Hello, I'm from Germany and worked for Hymer myself over 5 years! It's no problem to walk on the roof, just make sure that you was away hold 10 cm of the Heki roof light and the other roof windows! Otherwise it's no problem, nothing can happen! Sorry for my not-perfect english


----------



## Maxonian (May 13, 2005)

Hi Borisd0,

We have a Hymer A class, also 2002, and I have been on the roof many times. My only advice would be to wear knee pads. The first time I crawled about up there I left a few knee shaped impressions.

Raymond


----------



## 96509 (Oct 12, 2005)

*Maybe recent Hymers are not so walkonable*

I used to have a 1990 Hymer 694 and was told that walking anywhere on the roof was perfectly ok - and I did so without causing damage.

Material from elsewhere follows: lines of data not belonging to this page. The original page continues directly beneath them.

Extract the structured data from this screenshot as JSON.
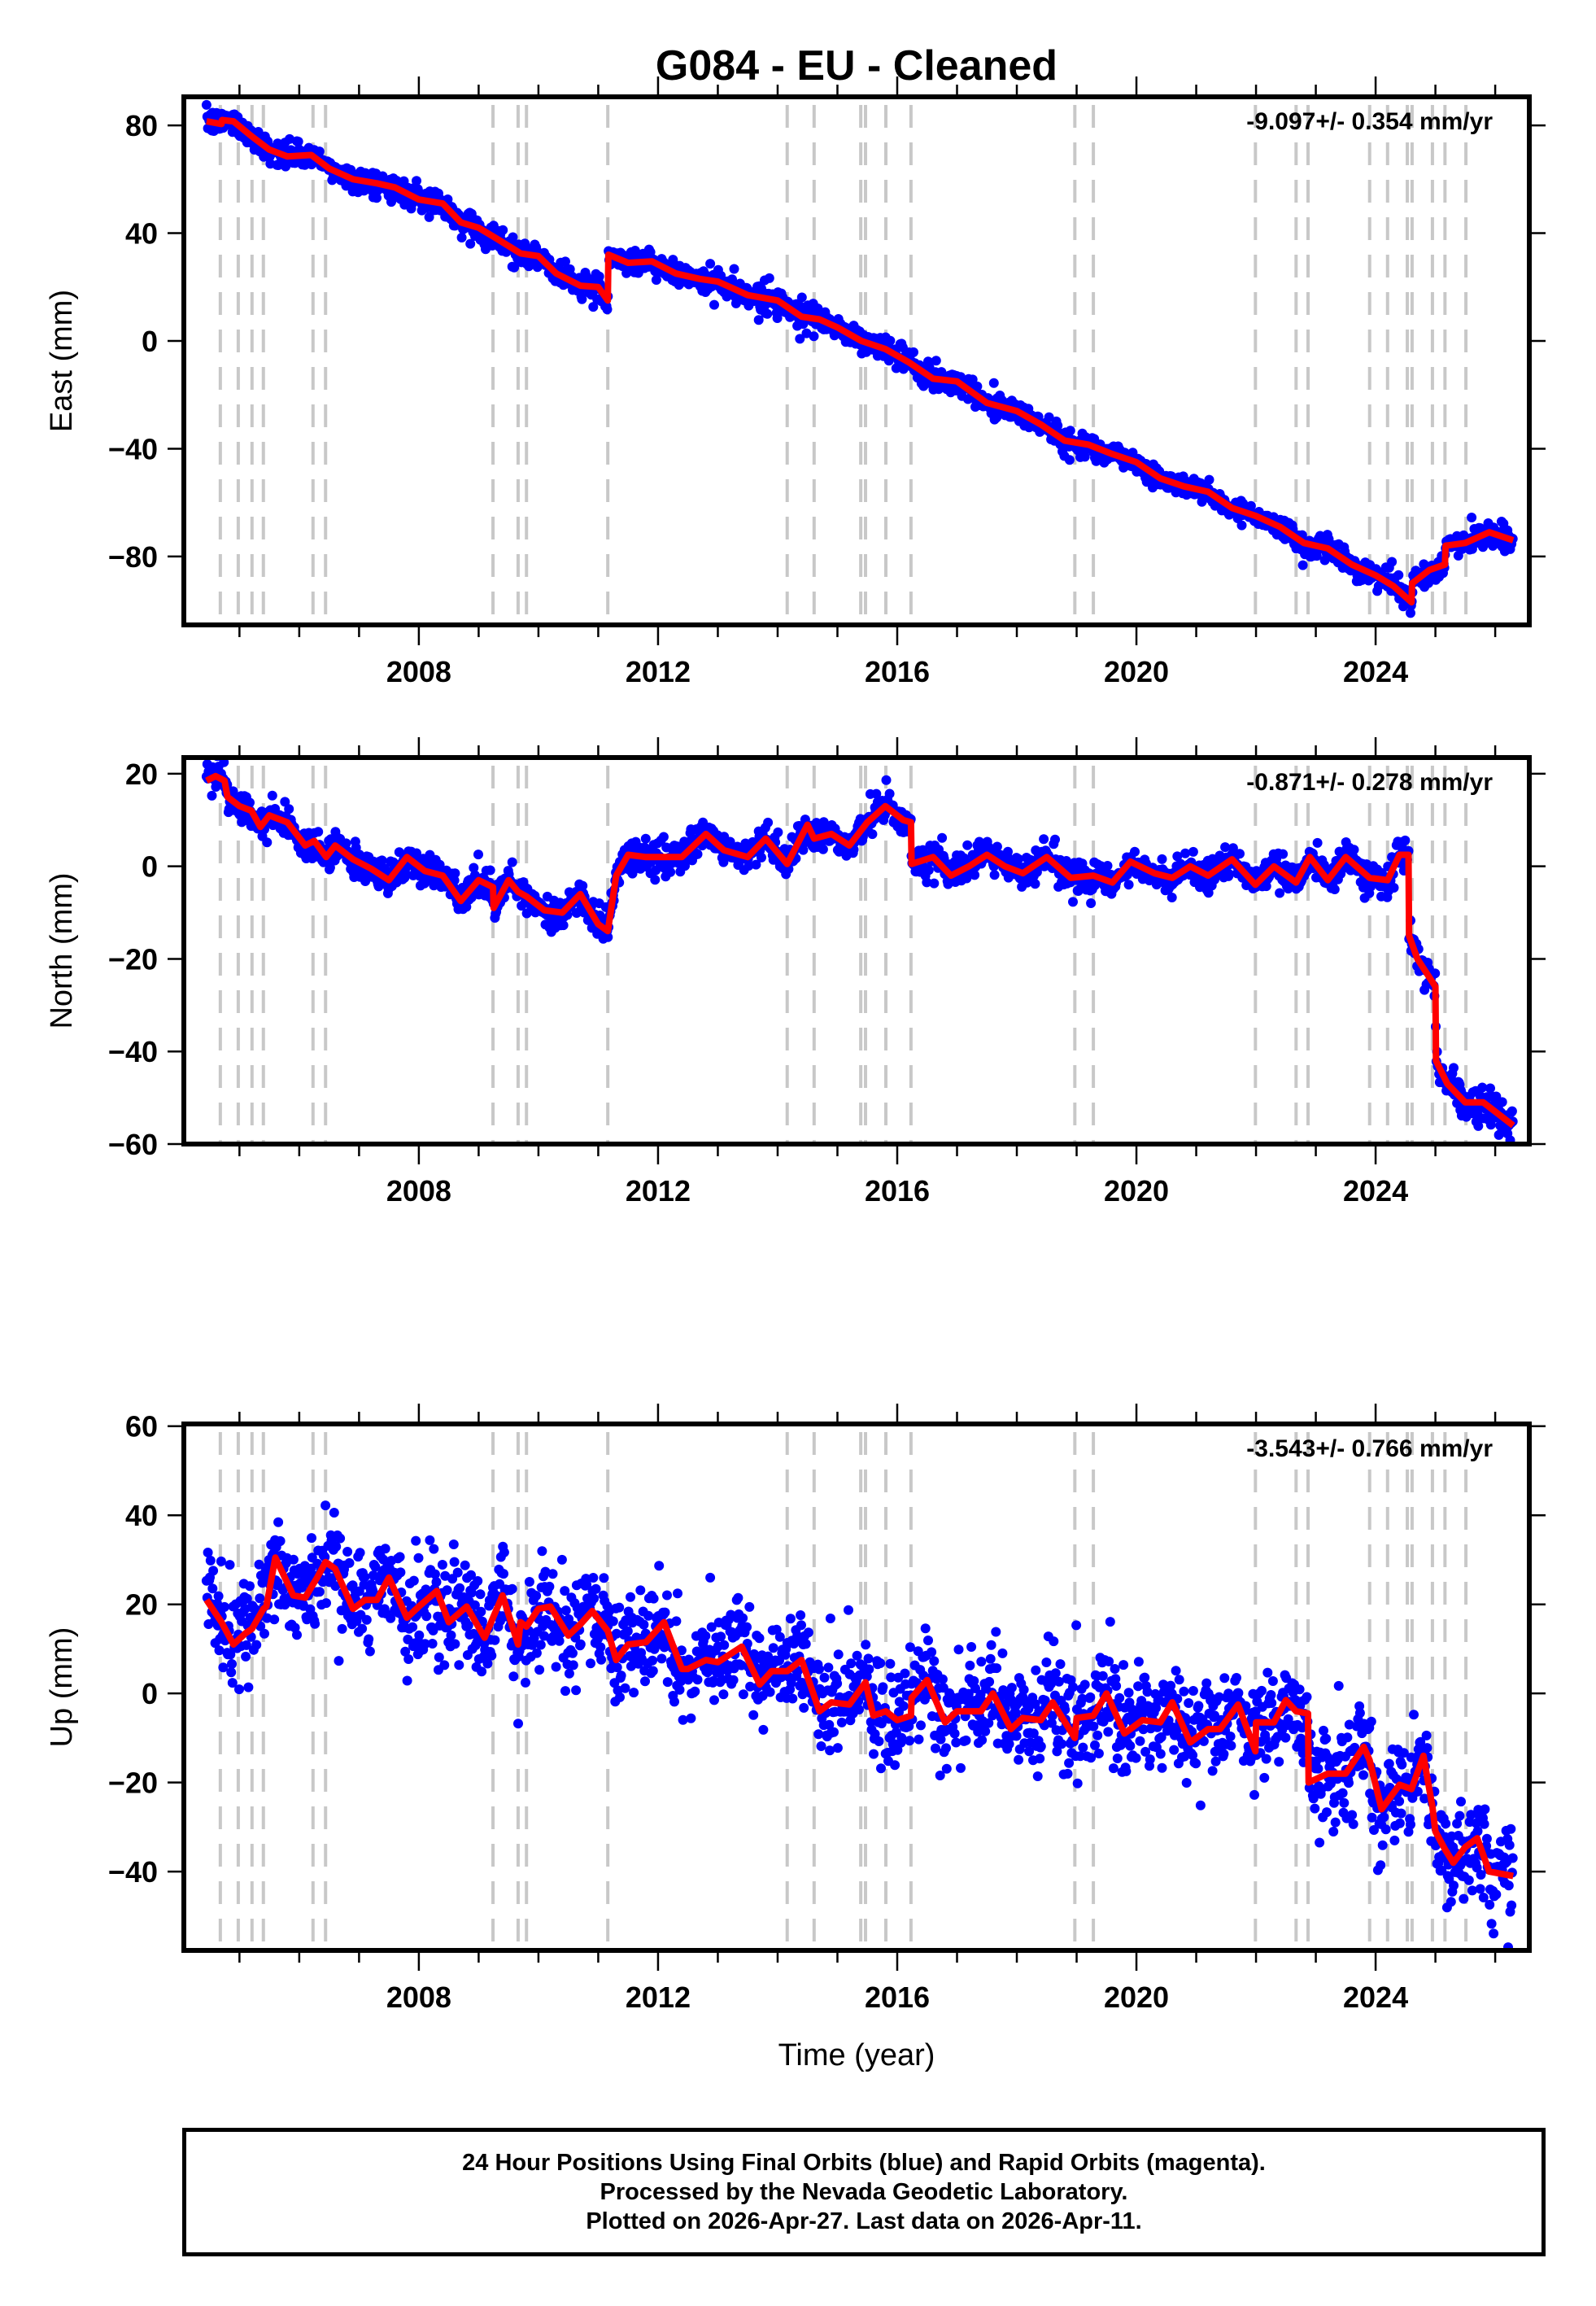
{
  "chart_data": {
    "type": "scatter",
    "title": "G084  - EU - Cleaned",
    "xlabel": "Time (year)",
    "xlim": [
      2004.07,
      2026.57
    ],
    "x_ticks": [
      2008,
      2012,
      2016,
      2020,
      2024
    ],
    "x_tick_labels": [
      "2008",
      "2012",
      "2016",
      "2020",
      "2024"
    ],
    "x_minor_tick_step": 1,
    "data_span": [
      2004.45,
      2026.3
    ],
    "event_lines": [
      2004.68,
      2004.98,
      2005.21,
      2005.4,
      2006.23,
      2006.44,
      2009.24,
      2009.66,
      2009.8,
      2011.16,
      2014.16,
      2014.61,
      2015.39,
      2015.47,
      2015.81,
      2016.23,
      2018.97,
      2019.28,
      2021.99,
      2022.67,
      2022.87,
      2023.9,
      2024.2,
      2024.53,
      2024.61,
      2024.95,
      2025.16,
      2025.51
    ],
    "legend": {
      "final_orbits": "blue",
      "rapid_orbits": "magenta",
      "model": "red"
    },
    "colors": {
      "points": "#0000ff",
      "model": "#ff0000",
      "event_lines": "#c8c8c8",
      "frame": "#000000"
    },
    "panels": [
      {
        "id": "east",
        "ylabel": "East (mm)",
        "ylim": [
          -105.4,
          90.6
        ],
        "y_ticks": [
          80,
          40,
          0,
          -40,
          -80
        ],
        "y_tick_labels": [
          "80",
          "40",
          "0",
          "−40",
          "−80"
        ],
        "rate_text": "-9.097+/- 0.354 mm/yr",
        "rate": -9.097,
        "rate_sigma": 0.354,
        "scatter_sd": 2.2,
        "outlier_rate": 0.01,
        "model": {
          "x": [
            2004.45,
            2004.7,
            2004.71,
            2004.9,
            2005.2,
            2005.5,
            2005.8,
            2006.2,
            2006.5,
            2006.9,
            2007.3,
            2007.6,
            2008.0,
            2008.4,
            2008.7,
            2009.0,
            2009.3,
            2009.7,
            2010.0,
            2010.3,
            2010.7,
            2011.0,
            2011.16,
            2011.17,
            2011.5,
            2011.9,
            2012.3,
            2012.7,
            2013.0,
            2013.5,
            2014.0,
            2014.4,
            2014.7,
            2015.0,
            2015.4,
            2015.8,
            2016.2,
            2016.6,
            2017.0,
            2017.5,
            2018.0,
            2018.4,
            2018.8,
            2019.2,
            2019.6,
            2020.0,
            2020.4,
            2020.8,
            2021.2,
            2021.6,
            2022.0,
            2022.4,
            2022.8,
            2023.2,
            2023.6,
            2024.0,
            2024.3,
            2024.6,
            2024.61,
            2024.9,
            2025.16,
            2025.17,
            2025.5,
            2025.9,
            2026.3
          ],
          "y": [
            81.5,
            80.5,
            82.0,
            81.5,
            76.0,
            71.0,
            68.5,
            69.0,
            64.0,
            60.0,
            58.5,
            57.0,
            52.5,
            51.0,
            44.0,
            42.0,
            38.0,
            32.5,
            31.5,
            25.0,
            20.5,
            20.0,
            15.0,
            32.0,
            29.0,
            29.5,
            25.0,
            23.0,
            22.0,
            17.0,
            15.0,
            9.0,
            8.0,
            5.0,
            0.0,
            -3.0,
            -8.0,
            -14.0,
            -15.0,
            -23.0,
            -26.0,
            -31.0,
            -37.0,
            -38.5,
            -42.0,
            -45.0,
            -51.0,
            -54.0,
            -56.0,
            -62.0,
            -65.0,
            -69.0,
            -75.0,
            -77.0,
            -83.0,
            -87.0,
            -91.0,
            -97.0,
            -90.0,
            -85.0,
            -83.0,
            -76.0,
            -75.0,
            -71.0,
            -74.0
          ]
        }
      },
      {
        "id": "north",
        "ylabel": "North (mm)",
        "ylim": [
          -60,
          23.5
        ],
        "y_ticks": [
          20,
          0,
          -20,
          -40,
          -60
        ],
        "y_tick_labels": [
          "20",
          "0",
          "−20",
          "−40",
          "−60"
        ],
        "rate_text": "-0.871+/- 0.278 mm/yr",
        "rate": -0.871,
        "rate_sigma": 0.278,
        "scatter_sd": 1.7,
        "outlier_rate": 0.01,
        "model": {
          "x": [
            2004.45,
            2004.6,
            2004.75,
            2004.8,
            2005.0,
            2005.2,
            2005.35,
            2005.5,
            2005.8,
            2006.1,
            2006.25,
            2006.45,
            2006.6,
            2006.9,
            2007.2,
            2007.5,
            2007.8,
            2008.1,
            2008.4,
            2008.7,
            2009.0,
            2009.24,
            2009.25,
            2009.5,
            2009.66,
            2009.8,
            2010.1,
            2010.4,
            2010.7,
            2011.0,
            2011.16,
            2011.3,
            2011.5,
            2011.8,
            2012.1,
            2012.4,
            2012.8,
            2013.1,
            2013.5,
            2013.8,
            2014.16,
            2014.5,
            2014.61,
            2014.9,
            2015.2,
            2015.5,
            2015.8,
            2016.1,
            2016.23,
            2016.24,
            2016.6,
            2016.9,
            2017.2,
            2017.5,
            2017.8,
            2018.1,
            2018.5,
            2018.9,
            2019.28,
            2019.6,
            2019.9,
            2020.3,
            2020.6,
            2020.9,
            2021.2,
            2021.6,
            2021.99,
            2022.3,
            2022.67,
            2022.9,
            2023.2,
            2023.5,
            2023.9,
            2024.2,
            2024.4,
            2024.55,
            2024.56,
            2024.7,
            2024.9,
            2025.0,
            2025.01,
            2025.2,
            2025.5,
            2025.8,
            2026.3
          ],
          "y": [
            18.5,
            19.5,
            18.5,
            15.0,
            13.0,
            12.0,
            8.5,
            11.0,
            9.5,
            4.5,
            5.5,
            2.0,
            4.5,
            1.5,
            -0.5,
            -3.0,
            2.0,
            -1.0,
            -2.0,
            -7.5,
            -3.0,
            -4.5,
            -9.0,
            -3.0,
            -5.5,
            -6.5,
            -9.5,
            -10.0,
            -6.0,
            -12.5,
            -14.0,
            -2.0,
            2.5,
            2.0,
            2.0,
            2.0,
            7.0,
            3.5,
            2.0,
            6.0,
            0.5,
            9.0,
            6.0,
            7.0,
            4.5,
            9.5,
            13.0,
            10.0,
            9.5,
            0.5,
            2.0,
            -2.0,
            0.0,
            2.5,
            0.0,
            -1.5,
            2.0,
            -2.5,
            -2.0,
            -3.5,
            1.0,
            -1.5,
            -2.5,
            0.0,
            -2.0,
            1.5,
            -4.0,
            0.0,
            -3.5,
            2.0,
            -3.0,
            2.0,
            -2.5,
            -3.0,
            2.5,
            2.5,
            -15.0,
            -20.0,
            -24.0,
            -26.0,
            -42.0,
            -47.0,
            -51.0,
            -51.0,
            -56.0
          ]
        }
      },
      {
        "id": "up",
        "ylabel": "Up (mm)",
        "ylim": [
          -57.7,
          60.5
        ],
        "y_ticks": [
          60,
          40,
          20,
          0,
          -20,
          -40
        ],
        "y_tick_labels": [
          "60",
          "40",
          "20",
          "0",
          "−20",
          "−40"
        ],
        "rate_text": "-3.543+/- 0.766 mm/yr",
        "rate": -3.543,
        "rate_sigma": 0.766,
        "scatter_sd": 5.5,
        "outlier_rate": 0.015,
        "model": {
          "x": [
            2004.45,
            2004.7,
            2004.9,
            2005.1,
            2005.21,
            2005.4,
            2005.45,
            2005.6,
            2005.9,
            2006.1,
            2006.23,
            2006.3,
            2006.44,
            2006.6,
            2006.9,
            2007.1,
            2007.3,
            2007.5,
            2007.8,
            2008.0,
            2008.3,
            2008.5,
            2008.8,
            2009.1,
            2009.24,
            2009.4,
            2009.66,
            2009.7,
            2009.8,
            2010.0,
            2010.2,
            2010.5,
            2010.7,
            2010.9,
            2011.16,
            2011.3,
            2011.5,
            2011.8,
            2012.1,
            2012.4,
            2012.5,
            2012.8,
            2013.0,
            2013.4,
            2013.7,
            2013.9,
            2014.16,
            2014.4,
            2014.7,
            2014.9,
            2015.2,
            2015.47,
            2015.6,
            2015.81,
            2016.0,
            2016.23,
            2016.24,
            2016.5,
            2016.8,
            2017.0,
            2017.4,
            2017.6,
            2017.9,
            2018.1,
            2018.4,
            2018.6,
            2018.97,
            2019.0,
            2019.28,
            2019.5,
            2019.8,
            2020.1,
            2020.4,
            2020.6,
            2020.9,
            2021.2,
            2021.4,
            2021.7,
            2021.99,
            2022.0,
            2022.3,
            2022.5,
            2022.67,
            2022.87,
            2022.88,
            2023.2,
            2023.5,
            2023.8,
            2023.9,
            2024.1,
            2024.4,
            2024.6,
            2024.8,
            2024.95,
            2025.0,
            2025.16,
            2025.3,
            2025.5,
            2025.7,
            2025.9,
            2026.3
          ],
          "y": [
            21.0,
            16.0,
            11.0,
            13.5,
            14.5,
            19.0,
            19.5,
            30.5,
            22.0,
            21.5,
            24.5,
            26.0,
            29.5,
            28.0,
            19.0,
            21.0,
            21.0,
            26.0,
            17.0,
            19.5,
            23.0,
            16.0,
            19.5,
            12.5,
            17.0,
            22.0,
            11.0,
            16.0,
            15.0,
            19.0,
            19.5,
            13.0,
            15.5,
            18.5,
            14.0,
            7.5,
            11.0,
            11.5,
            16.0,
            5.5,
            5.5,
            7.5,
            7.0,
            10.5,
            2.0,
            5.0,
            5.0,
            7.5,
            -4.0,
            -2.0,
            -2.5,
            2.5,
            -5.0,
            -4.0,
            -6.0,
            -5.0,
            -1.0,
            3.0,
            -6.5,
            -4.0,
            -4.0,
            0.0,
            -8.0,
            -5.5,
            -6.0,
            -2.0,
            -10.0,
            -5.5,
            -5.0,
            0.0,
            -9.0,
            -6.0,
            -6.5,
            -2.0,
            -11.0,
            -8.0,
            -8.0,
            -2.5,
            -13.0,
            -6.5,
            -6.5,
            -1.5,
            -4.0,
            -4.5,
            -20.0,
            -18.0,
            -18.0,
            -12.0,
            -15.0,
            -26.0,
            -20.5,
            -21.5,
            -14.0,
            -25.5,
            -31.0,
            -35.0,
            -38.0,
            -34.5,
            -32.5,
            -40.0,
            -41.0
          ]
        }
      }
    ]
  },
  "footer": {
    "line1": "24 Hour Positions Using Final Orbits (blue) and Rapid Orbits (magenta).",
    "line2": "Processed by the Nevada Geodetic Laboratory.",
    "line3": "Plotted on 2026-Apr-27. Last data on 2026-Apr-11."
  }
}
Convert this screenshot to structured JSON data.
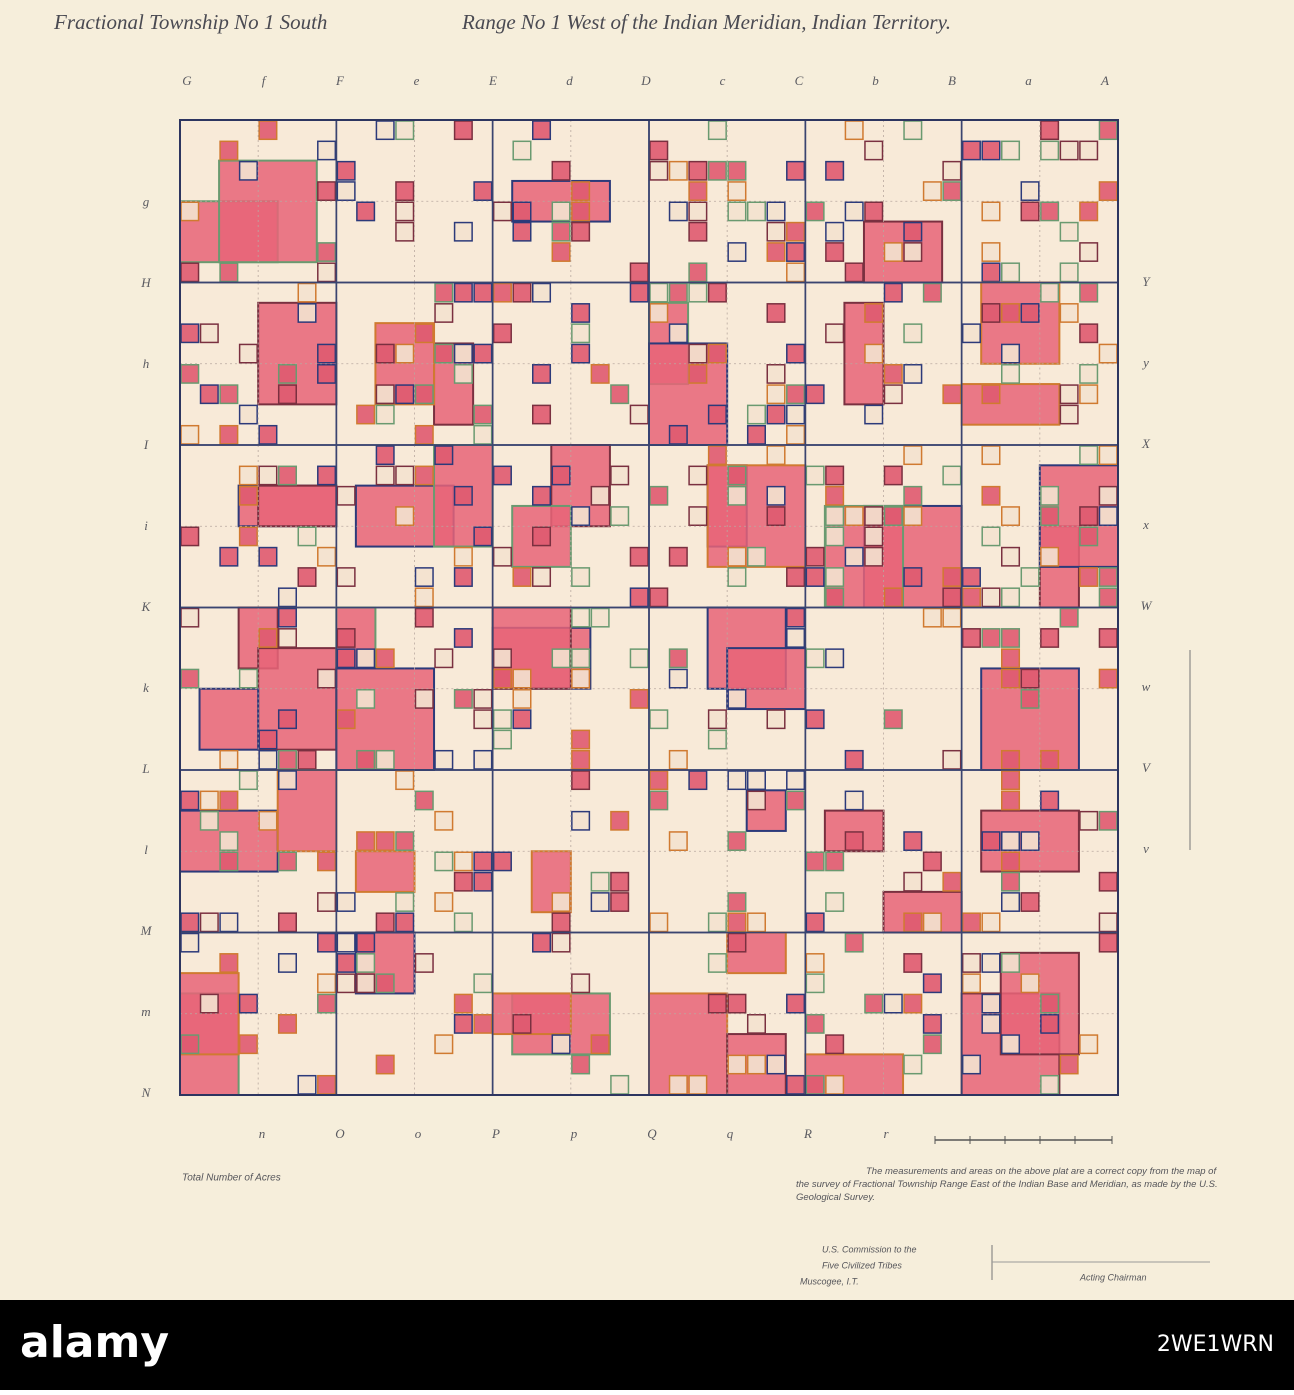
{
  "header": {
    "title_left": "Fractional Township No 1 South",
    "title_right": "Range No 1 West of the Indian Meridian, Indian Territory."
  },
  "map": {
    "top_letters": [
      "G",
      "f",
      "F",
      "e",
      "E",
      "d",
      "D",
      "c",
      "C",
      "b",
      "B",
      "a",
      "A"
    ],
    "bottom_letters": [
      "n",
      "O",
      "o",
      "P",
      "p",
      "Q",
      "q",
      "R",
      "r"
    ],
    "left_letters": [
      "g",
      "H",
      "h",
      "I",
      "i",
      "K",
      "k",
      "L",
      "l",
      "M",
      "m",
      "N"
    ],
    "right_letters": [
      "Y",
      "y",
      "X",
      "x",
      "W",
      "w",
      "V",
      "v"
    ]
  },
  "footer": {
    "acres_label": "Total Number of Acres",
    "certification": "The measurements and areas on the above plat are a correct copy from the map of the survey of Fractional Township        Range East of the Indian Base and Meridian, as made by the U.S. Geological Survey.",
    "commission": [
      "U.S. Commission to the",
      "Five Civilized Tribes",
      "Muscogee, I.T."
    ],
    "signature": "Acting Chairman"
  },
  "watermark": {
    "brand": "alamy",
    "image_id": "2WE1WRN"
  }
}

However I have just taken delivery of a 2006 Hymer B674 and the manual has dire warnings not to walk on the roof except where load-bearing aluminium decking is installed. The manual is full of dire safety warning, so many you get fed up reading them, so maybe it would be safe to walk up there, but I think I would use load-spreading boards of some sort.

Stuart Ormerod


----------



## Pusser (May 9, 2005)

I know exactly what would happen if I walked on mine or anyone elses.


----------